Learning Python in the age of autocomplete: a pedagogical bet
Teachers · developers · Python community
Talk · 20 min + Q&A
When an AI assistant can hand over working code in seconds, what is a programming student supposed to learn? Drawing on six years teaching Python at university, I argue that writing code from scratch matters less than specifying behavior, reading code critically, and noticing the gap between intent and implementation. I illustrate it with Maieutic, the environment I built to train those durable skills instead of producing code.
How to assess when students use AI: from fear to redesign
Teachers · academic leadership teams
Talk · 60 min (or 3h Workshop)
AI detectors don't work. Banning use doesn't either. I propose a practical framework for redesigning assessments in the LLM era, with concrete examples from courses that have shifted the needle: rubrics that incorporate AI use as a criterion, oral exams, portfolios, and projects that assume access to the tool.

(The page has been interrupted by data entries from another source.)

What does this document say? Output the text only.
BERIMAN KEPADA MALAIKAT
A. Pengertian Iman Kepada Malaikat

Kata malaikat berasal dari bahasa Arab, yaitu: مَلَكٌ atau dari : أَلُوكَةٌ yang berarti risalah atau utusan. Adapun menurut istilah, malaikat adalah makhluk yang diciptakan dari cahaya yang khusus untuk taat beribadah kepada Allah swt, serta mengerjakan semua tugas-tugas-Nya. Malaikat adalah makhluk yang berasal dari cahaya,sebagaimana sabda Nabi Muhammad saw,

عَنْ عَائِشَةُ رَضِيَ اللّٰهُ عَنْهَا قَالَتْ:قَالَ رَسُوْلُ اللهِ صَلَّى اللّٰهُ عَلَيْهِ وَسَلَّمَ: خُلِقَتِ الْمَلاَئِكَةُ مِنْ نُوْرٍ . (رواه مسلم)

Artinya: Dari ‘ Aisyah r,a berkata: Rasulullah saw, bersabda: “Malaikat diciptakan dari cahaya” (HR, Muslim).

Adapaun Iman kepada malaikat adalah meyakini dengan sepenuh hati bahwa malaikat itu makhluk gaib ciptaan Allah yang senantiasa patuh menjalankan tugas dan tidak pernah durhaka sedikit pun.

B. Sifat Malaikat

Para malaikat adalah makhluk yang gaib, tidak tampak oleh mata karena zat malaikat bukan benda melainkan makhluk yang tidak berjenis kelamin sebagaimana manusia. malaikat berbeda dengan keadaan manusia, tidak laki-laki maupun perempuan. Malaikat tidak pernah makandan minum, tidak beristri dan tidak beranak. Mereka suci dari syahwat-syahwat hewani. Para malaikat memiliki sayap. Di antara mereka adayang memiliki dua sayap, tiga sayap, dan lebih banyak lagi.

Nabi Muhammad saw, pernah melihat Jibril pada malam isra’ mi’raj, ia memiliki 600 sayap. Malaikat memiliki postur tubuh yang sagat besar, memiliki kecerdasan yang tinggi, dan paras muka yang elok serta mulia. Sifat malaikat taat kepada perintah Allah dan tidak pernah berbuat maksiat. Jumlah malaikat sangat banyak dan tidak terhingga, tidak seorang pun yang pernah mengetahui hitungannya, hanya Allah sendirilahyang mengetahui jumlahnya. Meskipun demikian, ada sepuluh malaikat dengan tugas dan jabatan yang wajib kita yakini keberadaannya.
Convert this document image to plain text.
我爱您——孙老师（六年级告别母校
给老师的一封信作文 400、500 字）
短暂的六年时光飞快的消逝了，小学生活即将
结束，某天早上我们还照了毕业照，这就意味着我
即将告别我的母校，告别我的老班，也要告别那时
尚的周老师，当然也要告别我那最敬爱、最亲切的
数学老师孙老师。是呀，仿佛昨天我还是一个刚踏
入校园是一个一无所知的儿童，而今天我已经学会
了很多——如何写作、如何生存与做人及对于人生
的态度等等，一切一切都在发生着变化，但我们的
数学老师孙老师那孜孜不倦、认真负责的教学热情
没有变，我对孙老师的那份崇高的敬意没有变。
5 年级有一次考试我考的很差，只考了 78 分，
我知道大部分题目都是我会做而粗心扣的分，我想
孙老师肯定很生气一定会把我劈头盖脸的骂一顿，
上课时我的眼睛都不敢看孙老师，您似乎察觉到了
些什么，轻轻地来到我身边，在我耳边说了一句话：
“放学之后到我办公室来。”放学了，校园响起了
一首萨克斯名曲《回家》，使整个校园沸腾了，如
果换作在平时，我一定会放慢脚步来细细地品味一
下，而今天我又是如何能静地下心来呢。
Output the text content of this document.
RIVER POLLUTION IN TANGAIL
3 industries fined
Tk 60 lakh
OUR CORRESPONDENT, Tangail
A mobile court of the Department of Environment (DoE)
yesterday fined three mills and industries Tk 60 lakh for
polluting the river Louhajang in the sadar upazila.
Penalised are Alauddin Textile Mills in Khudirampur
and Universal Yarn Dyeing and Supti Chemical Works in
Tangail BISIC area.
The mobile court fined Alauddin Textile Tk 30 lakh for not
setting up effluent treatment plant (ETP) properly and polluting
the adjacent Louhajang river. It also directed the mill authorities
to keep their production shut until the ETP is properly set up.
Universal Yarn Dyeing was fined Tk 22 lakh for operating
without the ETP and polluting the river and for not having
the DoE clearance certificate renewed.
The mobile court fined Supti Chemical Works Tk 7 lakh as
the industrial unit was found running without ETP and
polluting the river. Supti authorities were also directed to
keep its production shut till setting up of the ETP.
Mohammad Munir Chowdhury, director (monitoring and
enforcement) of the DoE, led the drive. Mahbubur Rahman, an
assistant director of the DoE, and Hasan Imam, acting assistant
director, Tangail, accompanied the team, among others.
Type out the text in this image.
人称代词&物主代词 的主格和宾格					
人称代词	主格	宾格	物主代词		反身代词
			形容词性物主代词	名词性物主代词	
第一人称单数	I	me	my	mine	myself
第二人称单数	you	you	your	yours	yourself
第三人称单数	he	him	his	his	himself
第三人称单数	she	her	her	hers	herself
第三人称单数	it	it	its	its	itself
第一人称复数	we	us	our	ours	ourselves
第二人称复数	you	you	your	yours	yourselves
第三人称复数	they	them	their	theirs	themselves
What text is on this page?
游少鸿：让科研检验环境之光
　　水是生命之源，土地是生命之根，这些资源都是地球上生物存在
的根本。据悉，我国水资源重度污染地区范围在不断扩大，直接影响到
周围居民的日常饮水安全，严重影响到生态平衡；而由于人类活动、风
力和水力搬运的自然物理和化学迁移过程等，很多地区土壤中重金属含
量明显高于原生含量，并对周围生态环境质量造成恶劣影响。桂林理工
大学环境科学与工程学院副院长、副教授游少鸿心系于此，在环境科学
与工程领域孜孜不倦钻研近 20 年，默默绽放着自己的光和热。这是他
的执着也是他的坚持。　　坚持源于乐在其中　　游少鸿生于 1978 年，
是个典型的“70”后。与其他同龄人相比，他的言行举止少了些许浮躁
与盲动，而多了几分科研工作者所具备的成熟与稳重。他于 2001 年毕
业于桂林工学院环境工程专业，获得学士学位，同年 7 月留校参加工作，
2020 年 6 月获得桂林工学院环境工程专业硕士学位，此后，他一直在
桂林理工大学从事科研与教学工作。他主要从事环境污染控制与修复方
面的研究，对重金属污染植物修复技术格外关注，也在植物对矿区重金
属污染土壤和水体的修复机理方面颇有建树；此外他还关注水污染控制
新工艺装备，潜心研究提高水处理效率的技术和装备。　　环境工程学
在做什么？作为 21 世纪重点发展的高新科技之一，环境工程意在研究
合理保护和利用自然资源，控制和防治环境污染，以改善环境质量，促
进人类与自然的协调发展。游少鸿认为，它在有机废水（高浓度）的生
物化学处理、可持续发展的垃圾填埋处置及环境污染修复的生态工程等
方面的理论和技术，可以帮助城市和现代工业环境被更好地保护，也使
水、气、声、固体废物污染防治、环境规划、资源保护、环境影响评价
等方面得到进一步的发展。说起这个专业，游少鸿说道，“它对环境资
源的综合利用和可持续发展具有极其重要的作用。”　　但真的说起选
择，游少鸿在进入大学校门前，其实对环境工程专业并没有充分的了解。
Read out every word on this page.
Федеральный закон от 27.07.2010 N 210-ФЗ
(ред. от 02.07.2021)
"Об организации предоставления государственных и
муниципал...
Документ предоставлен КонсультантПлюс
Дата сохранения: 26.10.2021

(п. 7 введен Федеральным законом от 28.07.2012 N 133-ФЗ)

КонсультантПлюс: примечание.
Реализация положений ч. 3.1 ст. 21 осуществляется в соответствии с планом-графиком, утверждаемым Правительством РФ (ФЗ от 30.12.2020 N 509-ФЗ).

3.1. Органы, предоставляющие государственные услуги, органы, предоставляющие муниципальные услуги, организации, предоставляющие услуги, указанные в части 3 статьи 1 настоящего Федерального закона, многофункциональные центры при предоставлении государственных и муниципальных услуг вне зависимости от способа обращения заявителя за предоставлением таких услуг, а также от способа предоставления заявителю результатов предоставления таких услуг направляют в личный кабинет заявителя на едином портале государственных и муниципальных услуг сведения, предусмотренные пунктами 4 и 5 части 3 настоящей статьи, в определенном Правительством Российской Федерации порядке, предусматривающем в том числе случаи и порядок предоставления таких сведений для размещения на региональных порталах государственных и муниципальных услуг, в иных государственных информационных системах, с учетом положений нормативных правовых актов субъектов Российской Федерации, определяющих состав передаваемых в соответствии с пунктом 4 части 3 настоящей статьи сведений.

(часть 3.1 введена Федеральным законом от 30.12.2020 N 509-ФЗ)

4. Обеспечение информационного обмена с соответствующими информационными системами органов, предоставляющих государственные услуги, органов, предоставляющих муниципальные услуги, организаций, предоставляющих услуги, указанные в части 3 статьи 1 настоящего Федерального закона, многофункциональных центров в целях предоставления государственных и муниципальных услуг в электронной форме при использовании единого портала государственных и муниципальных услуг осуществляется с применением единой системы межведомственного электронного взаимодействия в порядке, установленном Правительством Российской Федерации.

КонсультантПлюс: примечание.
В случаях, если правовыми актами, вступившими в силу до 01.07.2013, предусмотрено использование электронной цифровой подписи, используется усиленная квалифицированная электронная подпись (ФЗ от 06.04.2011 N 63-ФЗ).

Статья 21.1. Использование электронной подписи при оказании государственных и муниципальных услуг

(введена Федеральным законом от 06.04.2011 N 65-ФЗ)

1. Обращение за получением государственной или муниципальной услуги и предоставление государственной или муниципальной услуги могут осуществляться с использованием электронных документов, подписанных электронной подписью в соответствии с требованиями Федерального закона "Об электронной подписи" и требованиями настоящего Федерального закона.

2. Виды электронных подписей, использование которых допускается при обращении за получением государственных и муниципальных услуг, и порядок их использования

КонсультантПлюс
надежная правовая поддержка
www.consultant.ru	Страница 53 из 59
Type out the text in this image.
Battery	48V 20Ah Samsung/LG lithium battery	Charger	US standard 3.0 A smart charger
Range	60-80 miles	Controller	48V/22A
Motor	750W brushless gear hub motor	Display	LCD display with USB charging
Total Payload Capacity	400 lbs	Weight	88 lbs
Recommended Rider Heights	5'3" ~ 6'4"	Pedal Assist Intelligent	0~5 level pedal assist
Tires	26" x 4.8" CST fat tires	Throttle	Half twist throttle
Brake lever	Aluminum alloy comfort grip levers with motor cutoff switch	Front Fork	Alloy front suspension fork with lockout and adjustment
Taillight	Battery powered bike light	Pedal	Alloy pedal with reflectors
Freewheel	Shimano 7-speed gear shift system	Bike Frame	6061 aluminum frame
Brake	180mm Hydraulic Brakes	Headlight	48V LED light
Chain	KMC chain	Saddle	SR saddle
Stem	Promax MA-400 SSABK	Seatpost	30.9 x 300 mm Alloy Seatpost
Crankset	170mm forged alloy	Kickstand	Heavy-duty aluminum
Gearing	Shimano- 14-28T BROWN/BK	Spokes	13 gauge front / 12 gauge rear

Learning with AI, not from AI: LLMs as Socratic companions
Academics · education researchers · teaching innovation teams
Talk · 45 min
A conceptual framework I'm exploring in my doctoral research, illustrated through Maieutic. I argue that most current AI use in education replicates a banking model of information transfer — and that an alternative exists: using LLMs as Socratic interlocutors that return questions instead of answers.
How to use AI to learn better (without letting AI learn for you)
Undergraduate students · upper secondary students
Talk · 45 min + 15 min Q&A
Not a talk about "using ChatGPT well." A talk about the difference between being efficient and learning — two things that often contradict each other. Live demos show how the same question, asked three different ways, produces three very different learning outcomes.
Does AI think? An honest conversation for teenagers
Secondary school students
Talk · 45 min
No jargon, no paternalism, no alarmism. A direct conversation about what a language model is and isn't, why it sometimes gets things confidently wrong, and what that means for how they study, decide, and relate to information.
From the classroom to an international hackathon
Undergraduate students · CS and Innovation programs
Talk · 30–45 min
The story of how a project that started as a research question ended up competing — and winning — in a global Anthropic hackathon. Designed for students who feel "these things aren't for them."
Your career isn't linear: data science, research, teaching and startups
Undergraduate students · professional mentoring
Talk · 30–45 min
BCI → Uber Eats → UDD → PhD in AI. A narrative talk about the leaps, pauses, and decisions that didn't seem to make sense at the time but, looking back, formed a coherent path.